4. Aux termes de l'article R. 431-35 du code de l'urbanisme : " La déclaration préalable précise : (...) / b) La localisation et la superficie du ou des terrains ; / c) La nature des travaux ou du changement de destination ; / d) S'il y a lieu, la surface de plancher et la destination et la sous-destination des constructions projetées définies aux articles R. 151-27 et R. 151-28 ; / e) Les éléments, fixés par arrêtés, nécessaires au calcul des impositions (...). / Aucune autre information ou pièce ne peut être exigée par l'autorité compétente ". L'article R. 431-36 du même code dispose que : " Le dossier joint à la déclaration comprend : / a) Un plan permettant de connaître la situation du terrain à l'intérieur de la commune ; / b) Un plan de masse coté dans les trois dimensions lorsque le projet a pour effet de créer une construction ou de modifier le volume d'une construction existante ; / c) Une représentation de l'aspect extérieur de la construction faisant apparaître les modifications projetées et si le projet a pour effet de modifier celui-ci (...) ".
5. Il ressort des pièces du dossier que M. B... s'est vu notifier, le 22 novembre 2018, soit avant l'expiration du délai d'un mois prévu par l'article R. 423-38 du code de l'urbanisme, une demande de pièces complémentaires l'invitant à produire une attestation de conformité du dispositif d'assainissement autonome mentionné dans sa déclaration préalable et à compléter sur plusieurs points le formulaire de déclaration ainsi que le plan de masse joints à cette déclaration. M. B... a produit un ensemble de pièces le 23 novembre suivant en réponse à cette demande. D'une part, ainsi que l'ont relevé les premiers juges au point 7 du jugement attaqué, les dispositions des articles R. 431-35 et R. 431-36 du code de l'urbanisme, qui n'opèrent aucun renvoi aux dispositions du d) de l'article R. 431-16 du même code régissant le contenu des dossiers de demande de permis de construire, n'exigent pas la production, lors du dépôt d'une déclaration préalable de travaux, d'un document attestant, le cas échéant, de la conformité du système d'assainissement non collectif projeté avec la réglementation applicable.

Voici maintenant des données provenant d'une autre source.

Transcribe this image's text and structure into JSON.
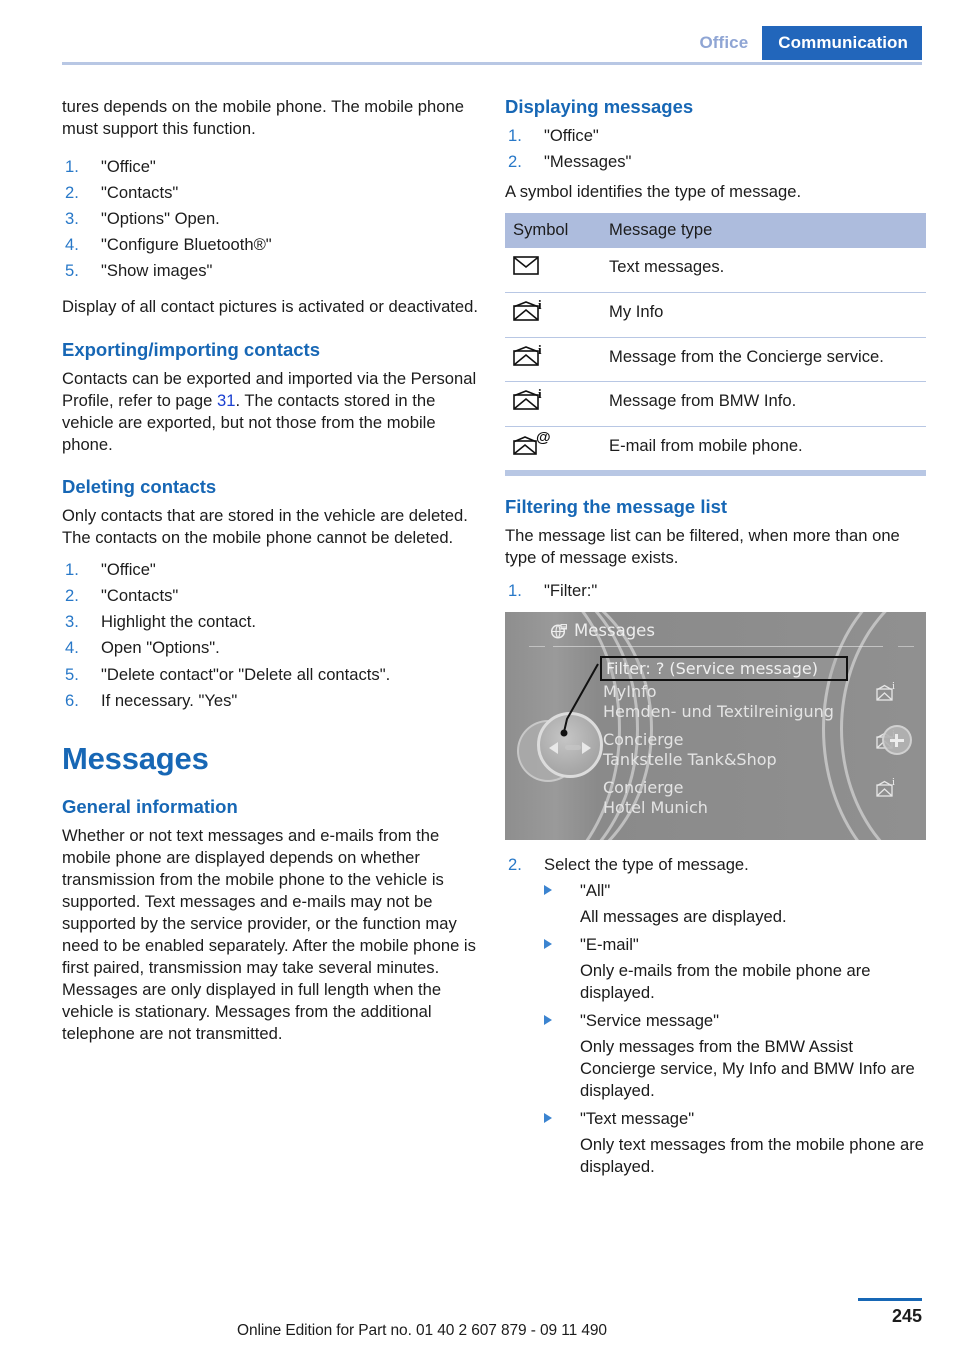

M. B... n'était ainsi pas tenu de compléter son dossier de déclaration préalable en y joignant une telle attestation. D'autre part, il ressort des pièces du dossier que, contrairement à ce qu'ont estimé les premiers juges, le formulaire de déclaration et le plan de masse complétés par M. B... à la suite de cette demande de pièces complémentaires comportaient l'ensemble des éléments susceptibles de lui être réclamés et ont mis l'autorité administrative à même d'apprécier la conformité du projet à la réglementation applicable. Dans ces conditions, le dossier de déclaration préalable de M. B... ayant été suffisamment complété le 23 novembre 2018, le délai d'instruction d'un mois fixé par les dispositions citées ci-dessus de l'article R. 423-23 du code de l'urbanisme a commencé à courir à compter de cette date. L'intéressé est ainsi devenu titulaire d'une décision tacite de non-opposition à déclaration le 23 décembre suivant. Par suite, la décision attaquée doit être regardée comme procédant au retrait de cette décision tacite de non-opposition à déclaration préalable née antérieurement.
6. En second lieu, la commune du Rouret soutient que la décision de retrait en litige est légalement justifiée par le motif tiré de ce que le projet litigieux méconnaît les dispositions des articles R. 111-8 et R. 111-10 du code de l'urbanisme.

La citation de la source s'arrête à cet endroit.